My main one is a notebook that never leaves my side. If I have a thought, impulse or idea that isn't what I'm currently doing, I quickly write it down, usually with a flowchart kinda sketch and then go back to what I was doing. I give myself a maximum of about 15 seconds for this. Once I finish what I was originally doing I look in the notebook and pick the next thing to do.

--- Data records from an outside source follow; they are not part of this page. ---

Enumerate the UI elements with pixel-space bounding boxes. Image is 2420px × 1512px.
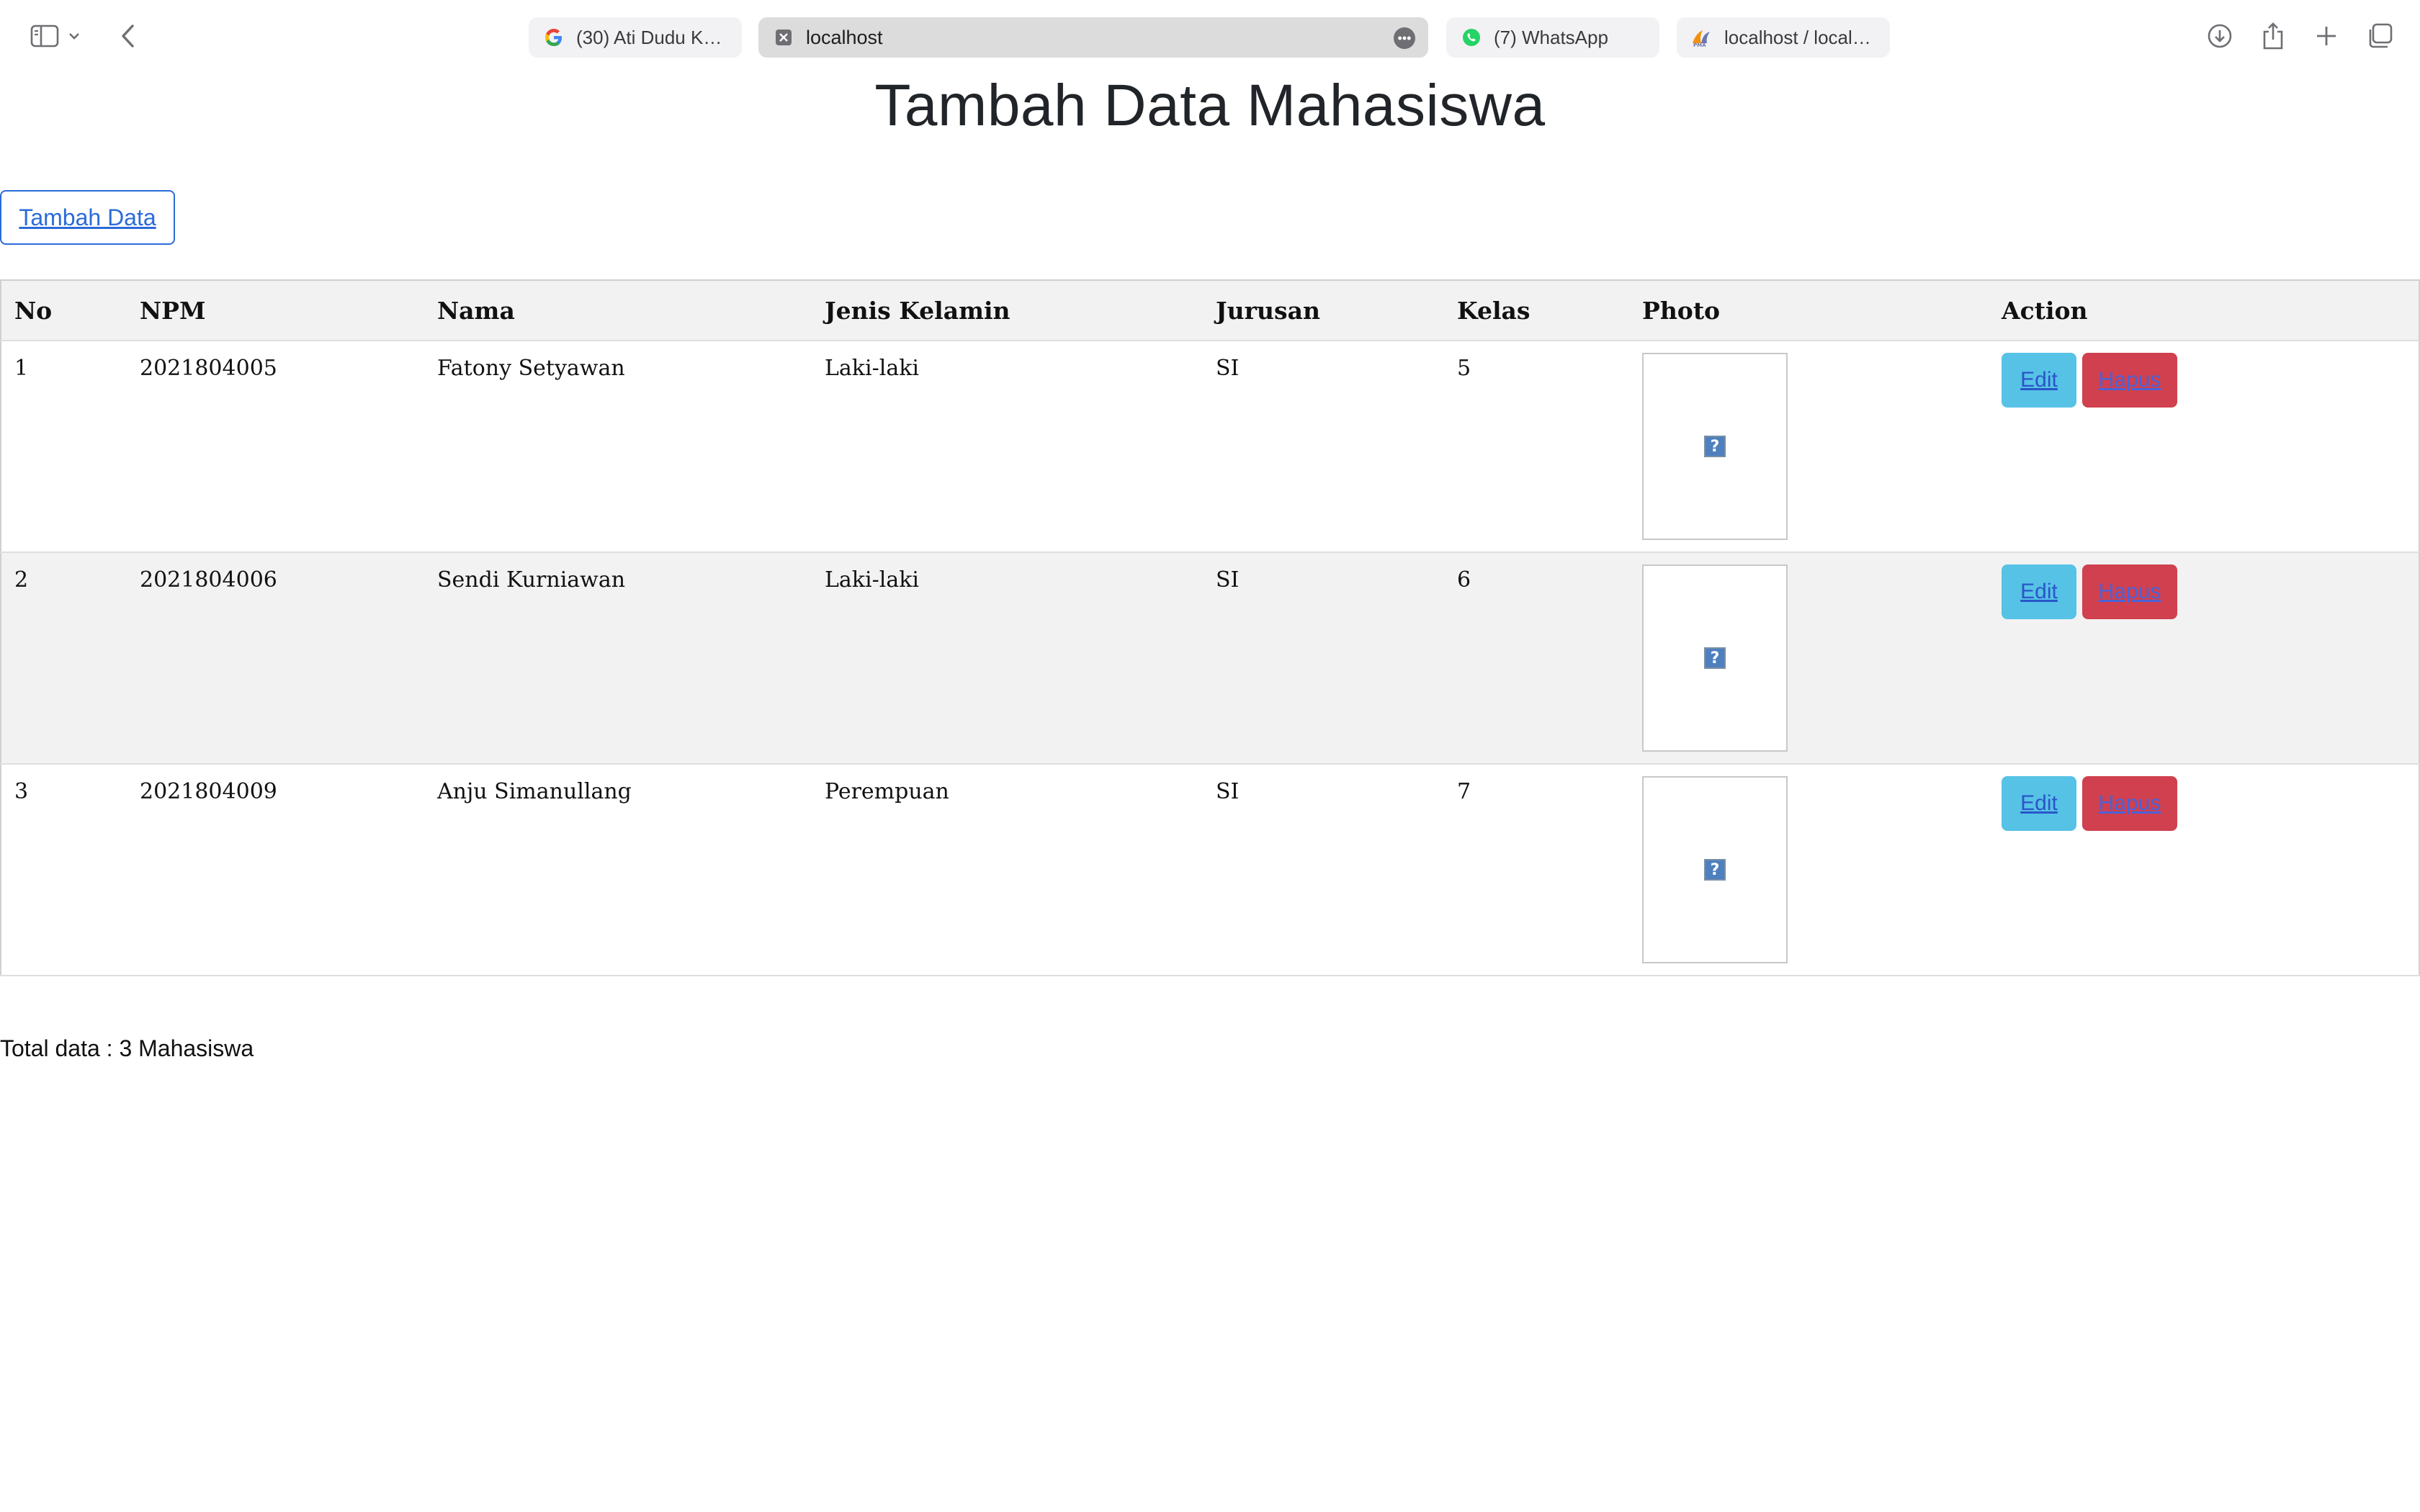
phpmyadmin-icon: PMA bbox=[1691, 27, 1713, 48]
cell-jenis-kelamin: Laki-laki bbox=[812, 552, 1203, 765]
student-photo: ? bbox=[1642, 353, 1788, 540]
cell-action: Edit Hapus bbox=[1989, 764, 2419, 976]
delete-button[interactable]: Hapus bbox=[2082, 353, 2177, 408]
tab-overview-icon[interactable] bbox=[2361, 19, 2398, 53]
google-icon bbox=[543, 27, 565, 48]
new-tab-plus-icon[interactable] bbox=[2308, 19, 2345, 53]
cell-photo: ? bbox=[1629, 552, 1989, 765]
table-header-row: No NPM Nama Jenis Kelamin Jurusan Kelas … bbox=[1, 280, 2419, 341]
header-no: No bbox=[1, 280, 127, 341]
more-options-icon[interactable]: ••• bbox=[1394, 27, 1415, 49]
broken-image-icon: ? bbox=[1704, 436, 1726, 457]
cell-no: 3 bbox=[1, 764, 127, 976]
toolbar-left bbox=[26, 19, 147, 53]
tab-google[interactable]: (30) Ati Dudu Kos... bbox=[529, 17, 742, 58]
cell-kelas: 6 bbox=[1444, 552, 1629, 765]
delete-button[interactable]: Hapus bbox=[2082, 776, 2177, 831]
header-photo: Photo bbox=[1629, 280, 1989, 341]
header-jenis-kelamin: Jenis Kelamin bbox=[812, 280, 1203, 341]
chevron-down-icon[interactable] bbox=[63, 19, 85, 53]
tab-title: (7) WhatsApp bbox=[1494, 26, 1608, 48]
cell-npm: 2021804005 bbox=[127, 341, 424, 553]
cell-npm: 2021804006 bbox=[127, 552, 424, 765]
back-arrow-icon[interactable] bbox=[109, 19, 147, 53]
cell-kelas: 7 bbox=[1444, 764, 1629, 976]
tab-whatsapp[interactable]: (7) WhatsApp bbox=[1446, 17, 1659, 58]
broken-image-icon: ? bbox=[1704, 859, 1726, 881]
cell-jenis-kelamin: Perempuan bbox=[812, 764, 1203, 976]
edit-button[interactable]: Edit bbox=[2002, 564, 2076, 619]
tab-title: localhost / localh... bbox=[1724, 26, 1876, 48]
cell-jurusan: SI bbox=[1203, 764, 1444, 976]
cell-nama: Anju Simanullang bbox=[424, 764, 812, 976]
svg-text:PMA: PMA bbox=[1693, 42, 1706, 48]
table-row: 1 2021804005 Fatony Setyawan Laki-laki S… bbox=[1, 341, 2419, 553]
close-tab-icon[interactable] bbox=[773, 27, 794, 48]
student-table: No NPM Nama Jenis Kelamin Jurusan Kelas … bbox=[0, 279, 2420, 976]
tab-title: (30) Ati Dudu Kos... bbox=[576, 26, 727, 48]
cell-action: Edit Hapus bbox=[1989, 341, 2419, 553]
sidebar-toggle-icon[interactable] bbox=[26, 19, 63, 53]
header-nama: Nama bbox=[424, 280, 812, 341]
browser-toolbar: (30) Ati Dudu Kos... localhost ••• (7) W… bbox=[0, 0, 2420, 72]
tab-phpmyadmin[interactable]: PMA localhost / localh... bbox=[1677, 17, 1890, 58]
tab-localhost[interactable]: localhost ••• bbox=[758, 17, 1428, 58]
delete-button[interactable]: Hapus bbox=[2082, 564, 2177, 619]
header-jurusan: Jurusan bbox=[1203, 280, 1444, 341]
broken-image-icon: ? bbox=[1704, 647, 1726, 669]
download-icon[interactable] bbox=[2201, 19, 2238, 53]
cell-no: 2 bbox=[1, 552, 127, 765]
edit-button[interactable]: Edit bbox=[2002, 353, 2076, 408]
cell-action: Edit Hapus bbox=[1989, 552, 2419, 765]
cell-nama: Sendi Kurniawan bbox=[424, 552, 812, 765]
tab-title: localhost bbox=[806, 26, 883, 48]
student-photo: ? bbox=[1642, 776, 1788, 963]
cell-jurusan: SI bbox=[1203, 552, 1444, 765]
whatsapp-icon bbox=[1461, 27, 1482, 48]
cell-no: 1 bbox=[1, 341, 127, 553]
add-data-button[interactable]: Tambah Data bbox=[0, 190, 175, 245]
cell-npm: 2021804009 bbox=[127, 764, 424, 976]
cell-photo: ? bbox=[1629, 341, 1989, 553]
cell-kelas: 5 bbox=[1444, 341, 1629, 553]
edit-button[interactable]: Edit bbox=[2002, 776, 2076, 831]
table-row: 2 2021804006 Sendi Kurniawan Laki-laki S… bbox=[1, 552, 2419, 765]
student-photo: ? bbox=[1642, 564, 1788, 752]
toolbar-right bbox=[2201, 19, 2398, 53]
header-action: Action bbox=[1989, 280, 2419, 341]
header-npm: NPM bbox=[127, 280, 424, 341]
page-title: Tambah Data Mahasiswa bbox=[874, 73, 1546, 138]
share-icon[interactable] bbox=[2254, 19, 2292, 53]
header-kelas: Kelas bbox=[1444, 280, 1629, 341]
cell-jurusan: SI bbox=[1203, 341, 1444, 553]
total-count: Total data : 3 Mahasiswa bbox=[0, 1035, 254, 1061]
cell-nama: Fatony Setyawan bbox=[424, 341, 812, 553]
table-row: 3 2021804009 Anju Simanullang Perempuan … bbox=[1, 764, 2419, 976]
cell-jenis-kelamin: Laki-laki bbox=[812, 341, 1203, 553]
cell-photo: ? bbox=[1629, 764, 1989, 976]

The other big one is 3 goals a day. Every morning when I wake up, I give myself 3 goals that I must accomplish before going to bed. Generally they're trivial things, take out the trash, wipe down the kitchen counter, that kind of thing. I find that no matter how simple, it gives me the feeling of accomplishing something I set out to do and helps me reinforce non-impulsive thinking/decision making and remind myself that I can in fact finish a task that I thought of more than 30 seconds ago.

I can expand on how I cope tonight when I have more time if you'd like.

I've shunned mechanisms like this for fear I would become dependent on them, and then really in trouble if I were to lose the notebook, which, unless it was permanently attached to my body, would be quite likely.

Having 'the cloud' has started to help me. It's something I know I can't lose, so I'm slowly allowing myself to become dependent on it (things like calendar, short notes, and keeping track of receipts). And by the cloud, I mean google drive, emails to self, etc..

Hmm, doesn't writing something down increase your ability to remember about it later?

In my case writing seems to work as "hey brain, this stuff is important, don't forget". If I write something, it turns out I didn't need to. If I don't, it turns out I'd have better done.

Yes, that is something. The act of writing it down helps my ability to remember it.
Think about it this way: Would you shun glasses because it's possible to lose/break them?
Probably not for the same reason, because they are easy to replace. A notebook full of thoughts is not.

Interestingly though, I have shunned glasses for fear of becoming dependent on them. I can see well enough without them, and noticed, after wearing them for a while, my uncorrected vision was worse than before I started wearing them. Whatever mechanisms my eyes had developed to see better became less effective after wearing glasses for a while. I lost the last pair about 4 years ago and haven't replaced it.

I've used a notebook at well and I think you'd be able to work with the same strategy. The notebook is just ephemeral thoughts that you have the impulse to take action on, so you write them down instead of acting on them. At some point you move the worthwhile content to a better resting place. It shouldn't end up being an irreplaceable object :)

Edit: Specifically, I followed the Bullet Journal system: http://bulletjournal.com/

Not GP but still interested.
One very nifty hack is the pomodoro technique.

Correctly applied [0] it seems to trigger competition-mode[1] and a sense of urgency. This helps the brain cross the "interesting" threshold and stay focused instead of coming up with other ideas or dozing off.

0:-)

1: "I really should be able to get this done in the next 25 minutes."